4.         Beoordeling van het hoger beroep

Procedure.

4.1 Klaagster beoogt de zaak in volle omvang aan het Centraal Tuchtcollege ter beoordeling voor te leggen. Hetgeen zij daartoe heeft aangevoerd komt in essentie neer op een herhaling van de stellingen die zij reeds in eerste aanleg heeft geuit. Zij concludeert (impliciet) tot vernietiging van de bestreden beslissing en tot gegrond verklaring van haar klachten in hoger beroep.

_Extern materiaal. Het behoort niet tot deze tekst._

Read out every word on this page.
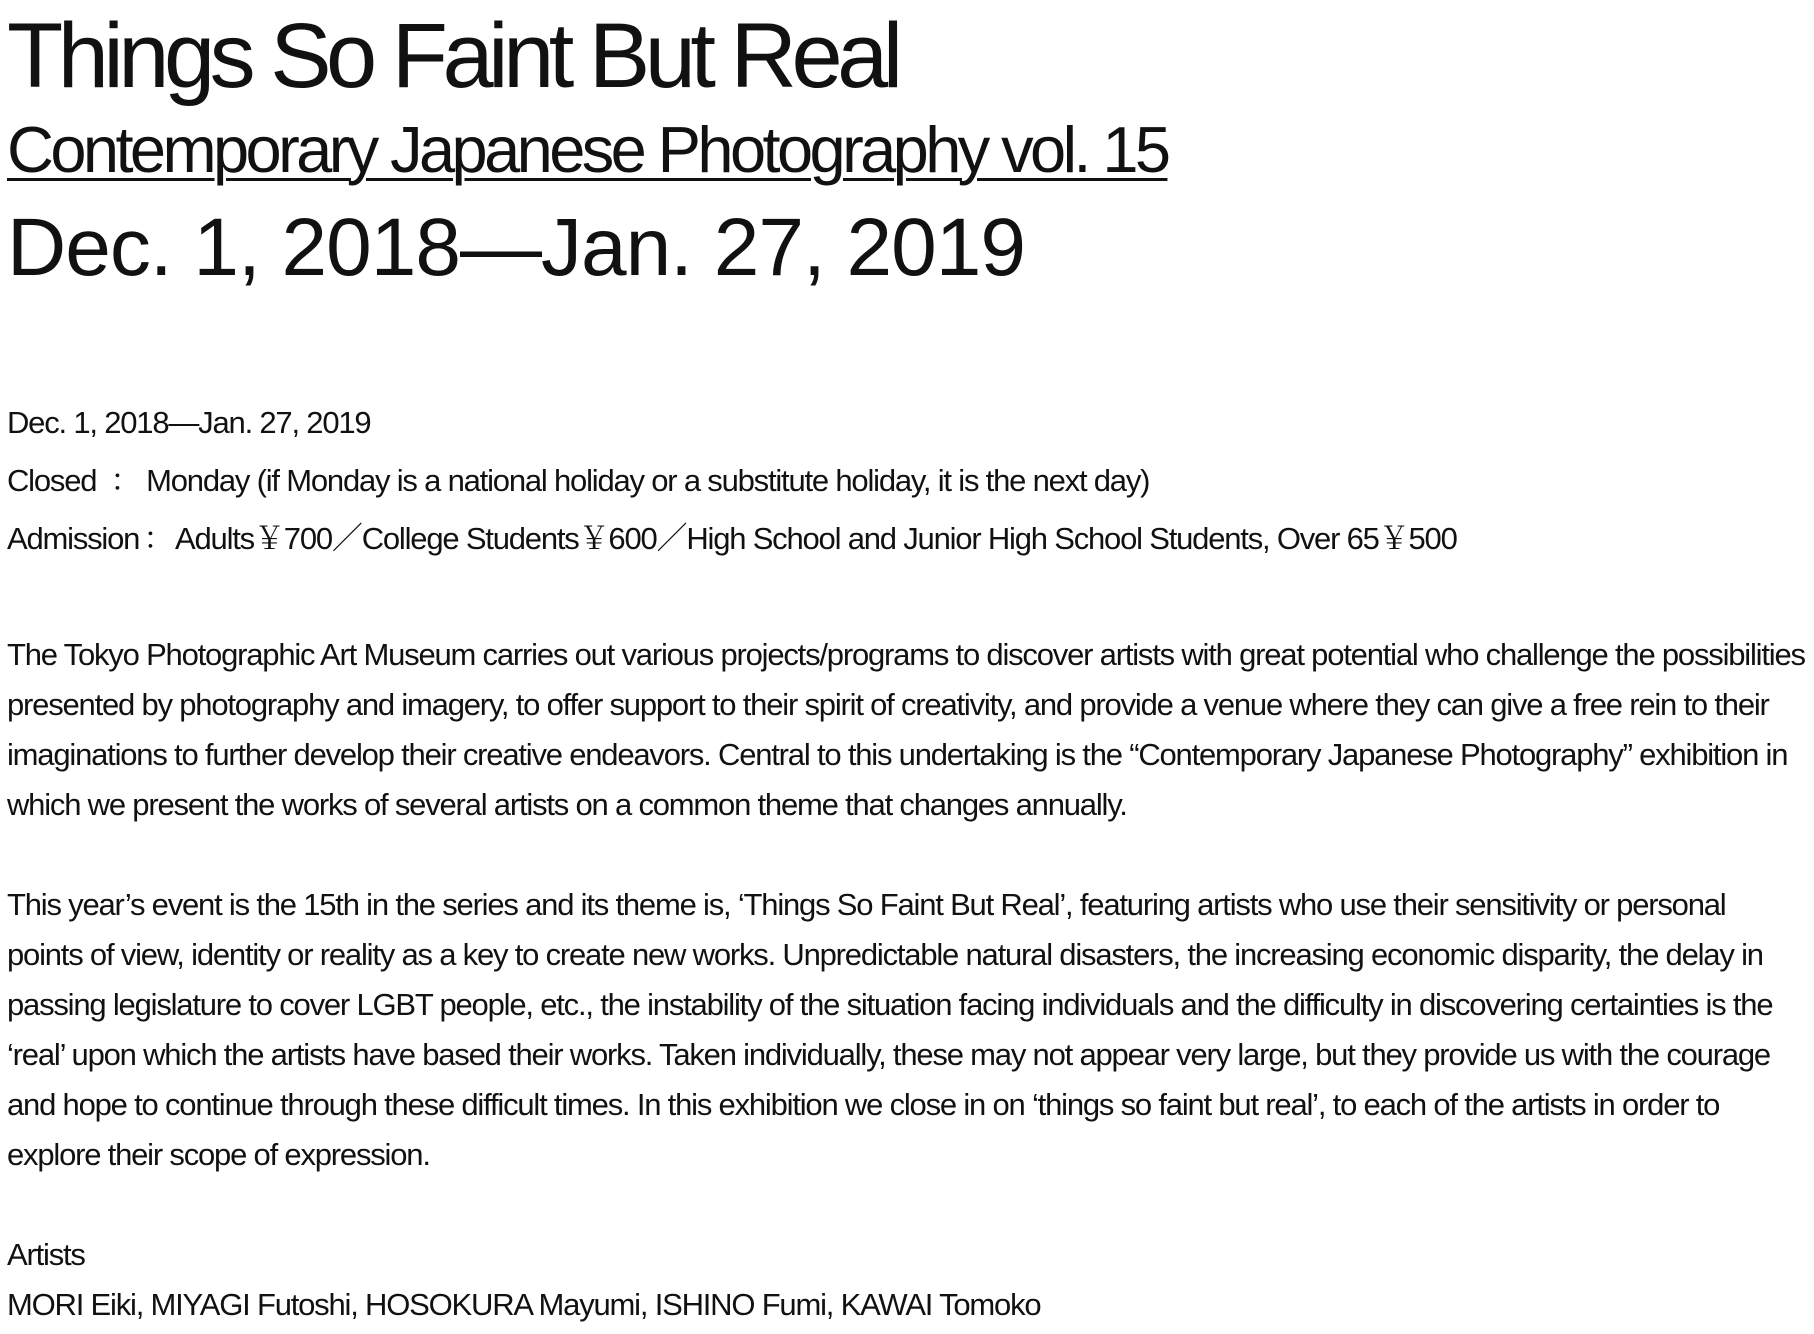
Things So Faint But Real
Contemporary Japanese Photography vol. 15
Dec. 1, 2018—Jan. 27, 2019
Dec. 1, 2018—Jan. 27, 2019
Closed ： Monday (if Monday is a national holiday or a substitute holiday, it is the next day)
Admission ：Adults￥700／College Students￥600／High School and Junior High School Students, Over 65￥500

The Tokyo Photographic Art Museum carries out various projects/programs to discover artists with great potential who challenge the possibilities presented by photography and imagery, to offer support to their spirit of creativity, and provide a venue where they can give a free rein to their imaginations to further develop their creative endeavors. Central to this undertaking is the “Contemporary Japanese Photography” exhibition in which we present the works of several artists on a common theme that changes annually.

This year’s event is the 15th in the series and its theme is, ‘Things So Faint But Real’, featuring artists who use their sensitivity or personal points of view, identity or reality as a key to create new works. Unpredictable natural disasters, the increasing economic disparity, the delay in passing legislature to cover LGBT people, etc., the instability of the situation facing individuals and the difficulty in discovering certainties is the ‘real’ upon which the artists have based their works. Taken individually, these may not appear very large, but they provide us with the courage and hope to continue through these difficult times. In this exhibition we close in on ‘things so faint but real’, to each of the artists in order to explore their scope of expression.

Artists
MORI Eiki, MIYAGI Futoshi, HOSOKURA Mayumi, ISHINO Fumi, KAWAI Tomoko
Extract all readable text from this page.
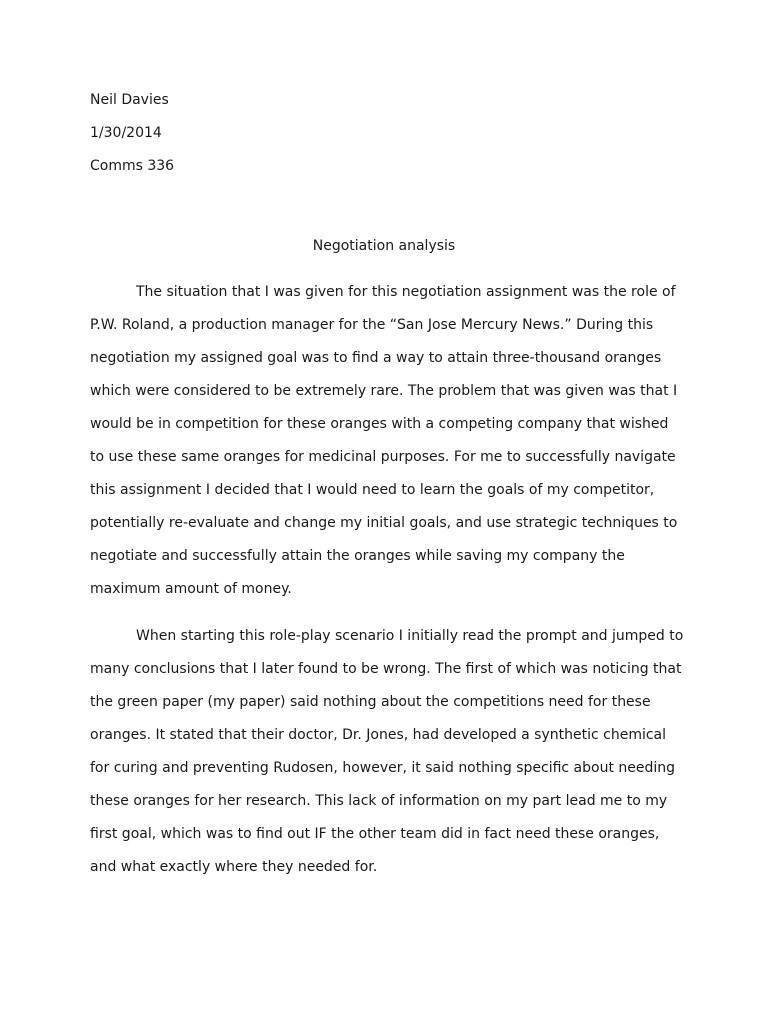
Neil Davies

1/30/2014

Comms 336

Negotiation analysis

The situation that I was given for this negotiation assignment was the role of

P.W. Roland, a production manager for the “San Jose Mercury News.” During this

negotiation my assigned goal was to find a way to attain three-thousand oranges

which were considered to be extremely rare. The problem that was given was that I

would be in competition for these oranges with a competing company that wished

to use these same oranges for medicinal purposes. For me to successfully navigate

this assignment I decided that I would need to learn the goals of my competitor,

potentially re-evaluate and change my initial goals, and use strategic techniques to

negotiate and successfully attain the oranges while saving my company the

maximum amount of money.

When starting this role-play scenario I initially read the prompt and jumped to

many conclusions that I later found to be wrong. The first of which was noticing that

the green paper (my paper) said nothing about the competitions need for these

oranges. It stated that their doctor, Dr. Jones, had developed a synthetic chemical

for curing and preventing Rudosen, however, it said nothing specific about needing

these oranges for her research. This lack of information on my part lead me to my

first goal, which was to find out IF the other team did in fact need these oranges,

and what exactly where they needed for.
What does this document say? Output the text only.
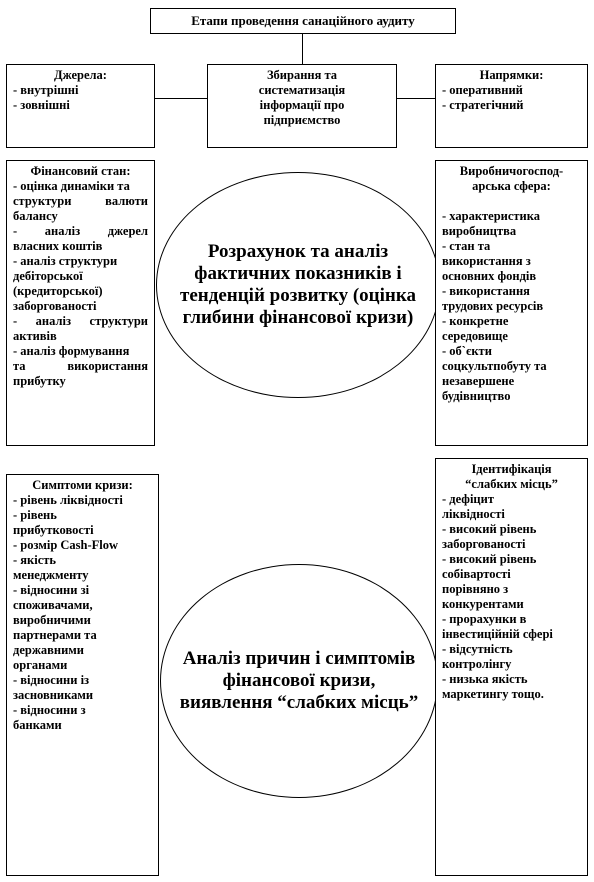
Етапи проведення санаційного аудиту
Джерела:
- внутрішні
- зовнішні
Збирання та
систематизація
інформації про
підприємство
Напрямки:
- оперативний
- стратегічний
Фінансовий стан:
- оцінка динаміки та
структури валюти
балансу
- аналіз джерел
власних коштів
- аналіз структури
дебіторської
(кредиторської)
заборгованості
- аналіз структури
активів
- аналіз формування
та використання
прибутку
Розрахунок та аналіз фактичних показників і тенденцій розвитку (оцінка глибини фінансової кризи)
Виробничогоспод-
арська сфера:
- характеристика
виробництва
- стан та
використання з
основних фондів
- використання
трудових ресурсів
- конкретне
середовище
- об`єкти
соцкультпобуту та
незавершене
будівництво
Симптоми кризи:
- рівень ліквідності
- рівень
прибутковості
- розмір Cash-Flow
- якість
менеджменту
- відносини зі
споживачами,
виробничими
партнерами та
державними
органами
- відносини із
засновниками
- відносини з
банками
Аналіз причин і симптомів фінансової кризи, виявлення “слабких місць”
Ідентифікація
“слабких місць”
- дефіцит
ліквідності
- високий рівень
заборгованості
- високий рівень
собівартості
порівняно з
конкурентами
- прорахунки в
інвестиційній сфері
- відсутність
контролінгу
- низька якість
маркетингу тощо.
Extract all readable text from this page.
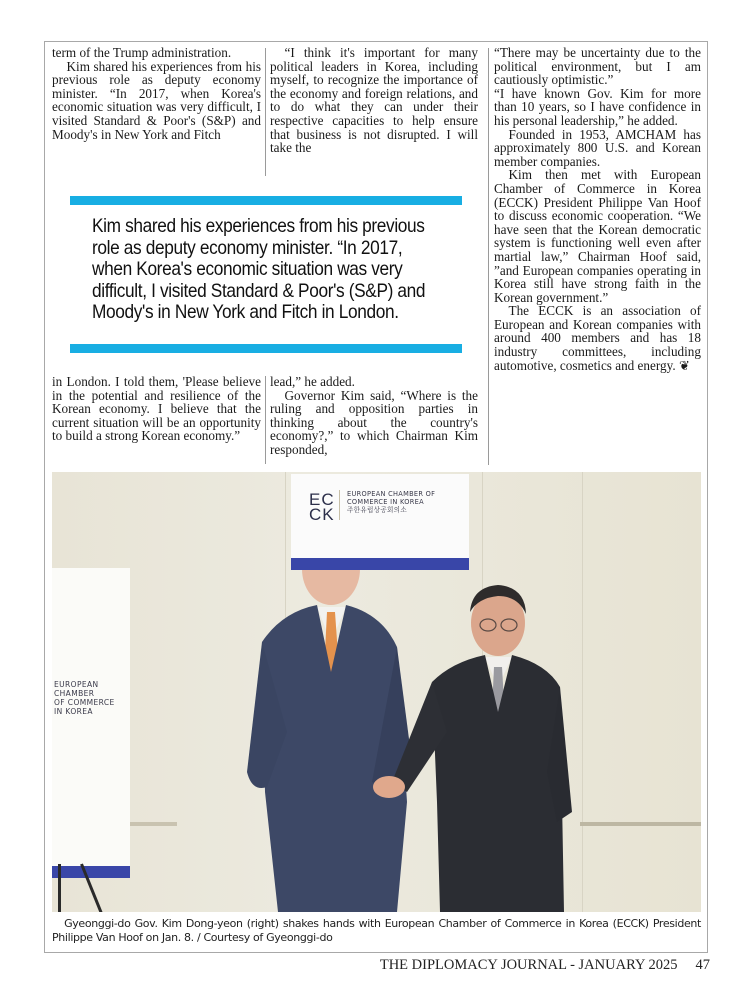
term of the Trump administration.

Kim shared his experiences from his previous role as deputy economy minister. “In 2017, when Korea's economic situation was very difficult, I visited Standard & Poor's (S&P) and Moody's in New York and Fitch

“I think it's important for many political leaders in Korea, including myself, to recognize the importance of the economy and foreign relations, and to do what they can under their respective capacities to help ensure that business is not disrupted. I will take the

Kim shared his experiences from his previous role as deputy economy minister. “In 2017, when Korea's economic situation was very difficult, I visited Standard & Poor's (S&P) and Moody's in New York and Fitch in London.

in London. I told them, 'Please believe in the potential and resilience of the Korean economy. I believe that the current situation will be an opportunity to build a strong Korean economy.”

lead,” he added.

Governor Kim said, “Where is the ruling and opposition parties in thinking about the country's economy?,” to which Chairman Kim responded,

“There may be uncertainty due to the political environment, but I am cautiously optimistic.”

“I have known Gov. Kim for more than 10 years, so I have confidence in his personal leadership,” he added.

Founded in 1953, AMCHAM has approximately 800 U.S. and Korean member companies.

Kim then met with European Chamber of Commerce in Korea (ECCK) President Philippe Van Hoof to discuss economic cooperation. “We have seen that the Korean democratic system is functioning well even after martial law,” Chairman Hoof said, ”and European companies operating in Korea still have strong faith in the Korean government.”

The ECCK is an association of European and Korean companies with around 400 members and has 18 industry committees, including automotive, cosmetics and energy. ❦

EC
CK
EUROPEAN CHAMBER OF
COMMERCE IN KOREA
주한유럽상공회의소
EUROPEAN
CHAMBER
OF COMMERCE
IN KOREA

Gyeonggi-do Gov. Kim Dong-yeon (right) shakes hands with European Chamber of Commerce in Korea (ECCK) President Philippe Van Hoof on Jan. 8. / Courtesy of Gyeonggi-do

THE DIPLOMACY JOURNAL - JANUARY 2025 47
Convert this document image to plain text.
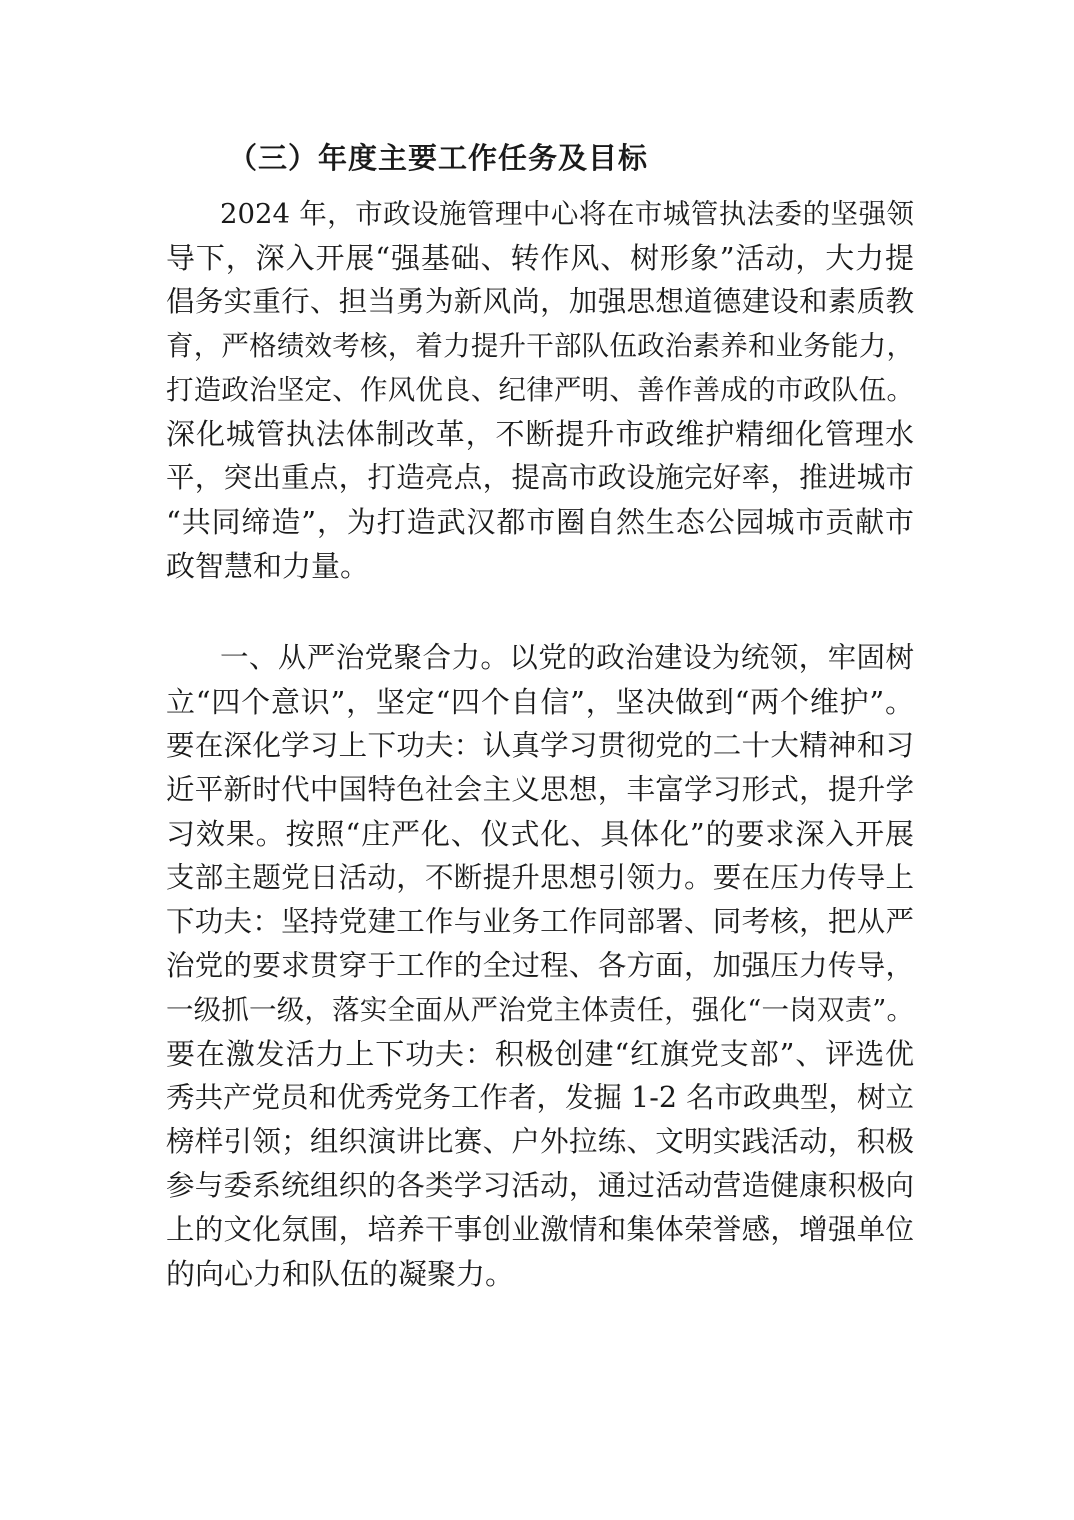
（三）年度主要工作任务及目标
2024 年，市政设施管理中心将在市城管执法委的坚强领
导下，深入开展“强基础、转作风、树形象”活动，大力提
倡务实重行、担当勇为新风尚，加强思想道德建设和素质教
育，严格绩效考核，着力提升干部队伍政治素养和业务能力，
打造政治坚定、作风优良、纪律严明、善作善成的市政队伍。
深化城管执法体制改革，不断提升市政维护精细化管理水
平，突出重点，打造亮点，提高市政设施完好率，推进城市
“共同缔造”，为打造武汉都市圈自然生态公园城市贡献市
政智慧和力量。
一、从严治党聚合力。以党的政治建设为统领，牢固树
立“四个意识”，坚定“四个自信”，坚决做到“两个维护”。
要在深化学习上下功夫：认真学习贯彻党的二十大精神和习
近平新时代中国特色社会主义思想，丰富学习形式，提升学
习效果。按照“庄严化、仪式化、具体化”的要求深入开展
支部主题党日活动，不断提升思想引领力。要在压力传导上
下功夫：坚持党建工作与业务工作同部署、同考核，把从严
治党的要求贯穿于工作的全过程、各方面，加强压力传导，
一级抓一级，落实全面从严治党主体责任，强化“一岗双责”。
要在激发活力上下功夫：积极创建“红旗党支部”、评选优
秀共产党员和优秀党务工作者，发掘 1-2 名市政典型，树立
榜样引领；组织演讲比赛、户外拉练、文明实践活动，积极
参与委系统组织的各类学习活动，通过活动营造健康积极向
上的文化氛围，培养干事创业激情和集体荣誉感，增强单位
的向心力和队伍的凝聚力。
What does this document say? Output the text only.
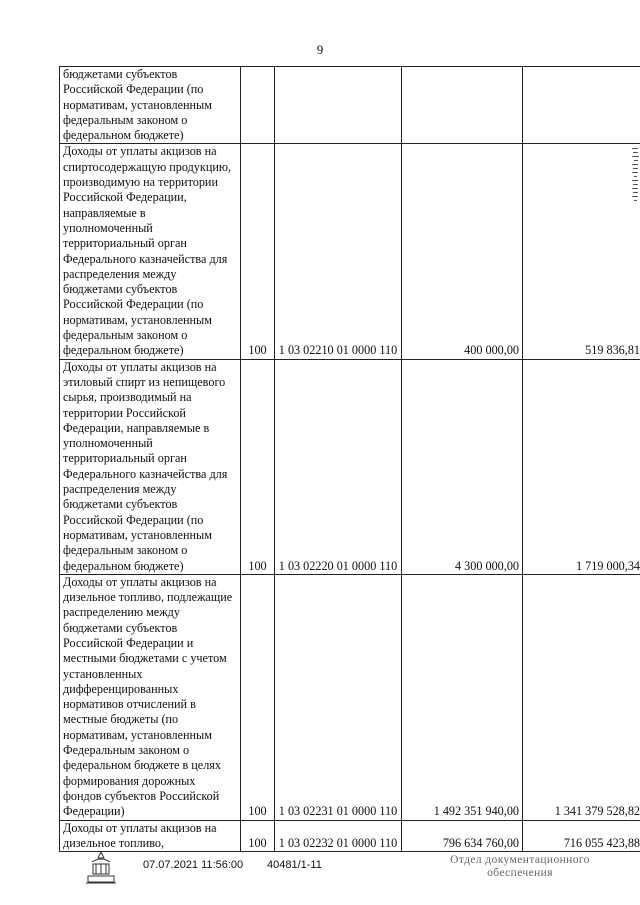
9
бюджетами субъектов Российской Федерации (по нормативам, установленным федеральным законом о федеральном бюджете)				
Доходы от уплаты акцизов на спиртосодержащую продукцию, производимую на территории Российской Федерации, направляемые в уполномоченный территориальный орган Федерального казначейства для распределения между бюджетами субъектов Российской Федерации (по нормативам, установленным федеральным законом о федеральном бюджете)	100	1 03 02210 01 0000 110	400 000,00	519 836,81
Доходы от уплаты акцизов на этиловый спирт из непищевого сырья, производимый на территории Российской Федерации, направляемые в уполномоченный территориальный орган Федерального казначейства для распределения между бюджетами субъектов Российской Федерации (по нормативам, установленным федеральным законом о федеральном бюджете)	100	1 03 02220 01 0000 110	4 300 000,00	1 719 000,34
Доходы от уплаты акцизов на дизельное топливо, подлежащие распределению между бюджетами субъектов Российской Федерации и местными бюджетами с учетом установленных дифференцированных нормативов отчислений в местные бюджеты (по нормативам, установленным Федеральным законом о федеральном бюджете в целях формирования дорожных фондов субъектов Российской Федерации)	100	1 03 02231 01 0000 110	1 492 351 940,00	1 341 379 528,82
Доходы от уплаты акцизов на дизельное топливо,	100	1 03 02232 01 0000 110	796 634 760,00	716 055 423,88
07.07.2021 11:56:00 40481/1-11	Отдел документационного
обеспечения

4.2 De arts  heeft in hoger beroep gemotiveerd verweer gevoerd . Hij concludeert – zakelijk weergegeven – tot afwijzing van het beroep als kennelijk ongegrond en tot bevestiging van de bestreden beslissing.

Beoordeling.

4.3 De behandeling in hoger beroep heeft het Centraal Tuchtcollege niet geleid tot de vaststelling van andere feiten en tot andere beschouwingen en beslissingen dan die van het College in eerste aanleg, zodat het beroep moet worden verworpen.

5.         Beslissing

Het Centraal Tuchtcollege voor de Gezondheidszorg:

verwerpt het beroep.

Deze beslissing is gegeven door: mr. W.D.H. Asser, voorzitter, mr. L.F. Gerretsen-Visser en mr. P.J. Wurzer, leden-juristen en drs. M. Drost en drs. A.C.L. Allertz, leden- beroepsgenoten en mr. H.J. Lutgert, secretaris en uitgesproken ter openbare zitting van 29 mei 2012.

                                                Voorzitter   w.g.

                                               Secretaris w.g.